Description of the company Philips is a global leader in health technology, committed to improving billions of lives worldwide and striving to make the world healthier and more sustainable through innovation. Driven by the vision of a better tomorrow. The goal of the R&D department “Image Chain” in Hamburg is to provide optimal components for X-ray diagnostics and interventional systems (computed tomography, interventional radiology, diagnostic X-ray). We have a long and successful history developing X-ray tubes and high voltage generators and continuously strive for product improvements as well as completely new offerings.
Situation Our computed tomography (CT) systems are used worldwide with a wide variety of usage profiles to save people's lives every day. During the development of the components for the systems, too little consideration is still given to the current usage profile of the hospitals. With the help of data analytics, we want to understand this better, thus developing better products and helping even more people in the world in the future.
Problem Typically, basic input assumptions about customer needs are used to create proposed concepts for X-Segments. These concepts therefore are not optimized to meet the true needs of the market, leading to reduced performance (eg forced wait times between scans) or unneeded costs / commercial uncertainty / overdesign.

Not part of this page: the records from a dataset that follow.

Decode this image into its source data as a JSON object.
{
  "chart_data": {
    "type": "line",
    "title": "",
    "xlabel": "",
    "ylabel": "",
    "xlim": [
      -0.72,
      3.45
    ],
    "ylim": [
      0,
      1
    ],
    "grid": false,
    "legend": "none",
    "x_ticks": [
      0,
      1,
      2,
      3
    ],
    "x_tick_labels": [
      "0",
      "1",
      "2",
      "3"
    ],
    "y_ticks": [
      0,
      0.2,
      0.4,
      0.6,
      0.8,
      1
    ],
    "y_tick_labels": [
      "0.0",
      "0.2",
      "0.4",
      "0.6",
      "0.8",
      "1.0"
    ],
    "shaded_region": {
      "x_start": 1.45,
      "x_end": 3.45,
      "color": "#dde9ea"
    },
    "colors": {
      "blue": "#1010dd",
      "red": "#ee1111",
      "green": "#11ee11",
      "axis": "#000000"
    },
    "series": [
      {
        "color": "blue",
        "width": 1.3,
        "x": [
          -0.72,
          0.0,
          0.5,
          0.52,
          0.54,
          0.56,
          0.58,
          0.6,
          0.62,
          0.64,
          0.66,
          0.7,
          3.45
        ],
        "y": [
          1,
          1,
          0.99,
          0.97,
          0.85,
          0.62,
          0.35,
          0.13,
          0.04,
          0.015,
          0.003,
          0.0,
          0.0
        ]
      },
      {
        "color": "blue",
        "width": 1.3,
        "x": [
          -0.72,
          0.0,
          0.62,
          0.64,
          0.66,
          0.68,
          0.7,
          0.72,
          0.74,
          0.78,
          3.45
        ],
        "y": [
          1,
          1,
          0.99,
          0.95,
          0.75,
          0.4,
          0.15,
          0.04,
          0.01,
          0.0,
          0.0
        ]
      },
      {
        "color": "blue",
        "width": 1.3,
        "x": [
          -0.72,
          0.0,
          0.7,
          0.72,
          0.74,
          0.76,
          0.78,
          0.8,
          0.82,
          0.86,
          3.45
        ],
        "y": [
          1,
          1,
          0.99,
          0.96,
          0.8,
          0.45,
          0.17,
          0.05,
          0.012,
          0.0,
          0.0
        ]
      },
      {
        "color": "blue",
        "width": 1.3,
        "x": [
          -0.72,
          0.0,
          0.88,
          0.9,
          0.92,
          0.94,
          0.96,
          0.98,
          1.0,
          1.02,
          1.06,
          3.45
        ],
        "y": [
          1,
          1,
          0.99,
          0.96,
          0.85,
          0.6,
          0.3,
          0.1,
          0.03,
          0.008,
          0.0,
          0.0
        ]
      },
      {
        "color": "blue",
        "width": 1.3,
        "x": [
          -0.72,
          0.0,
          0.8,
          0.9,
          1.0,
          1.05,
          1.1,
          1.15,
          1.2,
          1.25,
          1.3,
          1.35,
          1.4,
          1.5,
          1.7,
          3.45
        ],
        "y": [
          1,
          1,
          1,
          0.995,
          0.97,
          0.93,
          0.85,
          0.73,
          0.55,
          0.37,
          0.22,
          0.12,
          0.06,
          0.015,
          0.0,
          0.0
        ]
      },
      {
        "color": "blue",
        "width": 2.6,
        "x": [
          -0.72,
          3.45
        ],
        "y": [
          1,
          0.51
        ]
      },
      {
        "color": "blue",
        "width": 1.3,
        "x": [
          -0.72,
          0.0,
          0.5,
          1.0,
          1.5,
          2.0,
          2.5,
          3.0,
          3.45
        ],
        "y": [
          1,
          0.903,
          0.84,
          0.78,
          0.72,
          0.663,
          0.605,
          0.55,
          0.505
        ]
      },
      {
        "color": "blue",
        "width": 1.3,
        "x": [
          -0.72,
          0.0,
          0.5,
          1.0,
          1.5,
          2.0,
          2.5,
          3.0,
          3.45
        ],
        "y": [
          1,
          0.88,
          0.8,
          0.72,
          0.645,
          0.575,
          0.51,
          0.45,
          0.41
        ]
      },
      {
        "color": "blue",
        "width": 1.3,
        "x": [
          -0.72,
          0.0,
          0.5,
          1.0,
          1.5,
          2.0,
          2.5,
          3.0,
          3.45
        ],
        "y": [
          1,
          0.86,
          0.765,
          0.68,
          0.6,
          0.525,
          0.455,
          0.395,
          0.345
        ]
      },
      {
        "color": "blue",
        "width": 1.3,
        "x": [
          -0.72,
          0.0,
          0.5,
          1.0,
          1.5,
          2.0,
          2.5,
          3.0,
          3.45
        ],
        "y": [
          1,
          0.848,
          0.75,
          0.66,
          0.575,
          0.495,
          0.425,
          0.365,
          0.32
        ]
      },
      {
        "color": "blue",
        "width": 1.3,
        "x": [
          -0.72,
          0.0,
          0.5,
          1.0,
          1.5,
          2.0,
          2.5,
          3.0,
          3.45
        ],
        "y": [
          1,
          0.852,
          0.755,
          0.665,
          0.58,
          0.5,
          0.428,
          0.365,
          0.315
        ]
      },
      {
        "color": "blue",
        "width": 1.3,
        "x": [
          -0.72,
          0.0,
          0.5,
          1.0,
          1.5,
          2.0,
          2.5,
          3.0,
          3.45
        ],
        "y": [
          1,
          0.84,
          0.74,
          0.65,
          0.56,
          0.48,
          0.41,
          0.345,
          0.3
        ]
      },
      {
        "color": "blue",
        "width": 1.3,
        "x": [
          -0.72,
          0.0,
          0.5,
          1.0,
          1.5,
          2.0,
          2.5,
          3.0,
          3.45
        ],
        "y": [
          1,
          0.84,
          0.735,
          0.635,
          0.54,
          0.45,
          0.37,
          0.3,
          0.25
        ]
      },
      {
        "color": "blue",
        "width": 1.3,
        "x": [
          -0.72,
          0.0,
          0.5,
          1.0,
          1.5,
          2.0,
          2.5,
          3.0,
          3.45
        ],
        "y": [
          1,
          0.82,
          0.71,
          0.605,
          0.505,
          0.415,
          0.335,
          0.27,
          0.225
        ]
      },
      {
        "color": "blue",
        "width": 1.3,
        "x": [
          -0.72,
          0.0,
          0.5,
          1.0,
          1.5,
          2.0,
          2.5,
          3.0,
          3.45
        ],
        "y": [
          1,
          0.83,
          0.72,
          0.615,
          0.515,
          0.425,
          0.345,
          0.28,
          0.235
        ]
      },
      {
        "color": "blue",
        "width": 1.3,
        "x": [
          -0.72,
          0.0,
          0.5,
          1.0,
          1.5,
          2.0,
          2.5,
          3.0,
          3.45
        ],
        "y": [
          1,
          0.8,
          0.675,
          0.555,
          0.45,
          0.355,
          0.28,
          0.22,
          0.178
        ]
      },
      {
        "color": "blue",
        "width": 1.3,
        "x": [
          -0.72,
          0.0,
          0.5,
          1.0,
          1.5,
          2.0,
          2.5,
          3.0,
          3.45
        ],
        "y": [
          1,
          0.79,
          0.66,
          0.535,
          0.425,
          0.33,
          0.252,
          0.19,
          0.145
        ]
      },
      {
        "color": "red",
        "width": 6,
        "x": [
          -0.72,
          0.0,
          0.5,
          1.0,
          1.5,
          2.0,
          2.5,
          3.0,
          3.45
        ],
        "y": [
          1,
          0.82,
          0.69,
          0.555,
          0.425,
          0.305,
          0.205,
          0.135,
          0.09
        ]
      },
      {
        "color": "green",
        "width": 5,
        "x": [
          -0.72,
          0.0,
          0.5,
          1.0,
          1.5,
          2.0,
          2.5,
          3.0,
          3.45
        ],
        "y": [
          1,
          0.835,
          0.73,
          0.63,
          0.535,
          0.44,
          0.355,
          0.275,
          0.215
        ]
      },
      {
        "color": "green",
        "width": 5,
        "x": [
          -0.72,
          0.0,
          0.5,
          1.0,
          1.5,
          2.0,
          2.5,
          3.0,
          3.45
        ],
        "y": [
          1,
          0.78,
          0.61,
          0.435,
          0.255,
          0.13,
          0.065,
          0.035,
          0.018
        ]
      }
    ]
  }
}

Aims of the project This project aims to analyze the data of clinical scans collected in database RADAR, explore and model how potential future market trends could affect usage, and use these insights to directly drive the proposed performance properties of a new X-Segment concept design, e.g. the required Thermal Heat Capacity (and thus size) of the Anode Teller. Size of Anode teller is the key driver for many of the size, weight and cost properties of X-Ray Tube.
Design optimization based on field data using the Value / Lower Performance CT segment as an example.
Accurate analysis of the current usage of our products. Protocol distribution, usage statistics, thermal analyses (Digital Twin / TTS), geographical differences, ...
Target group (students)
Bachelors or Master’s degree in the field of Software Engineering, Data Science, Electrical Engineering, Computer science, Physics or similar technical degree.
Good understanding of common data processing / analytics and visualization techniques.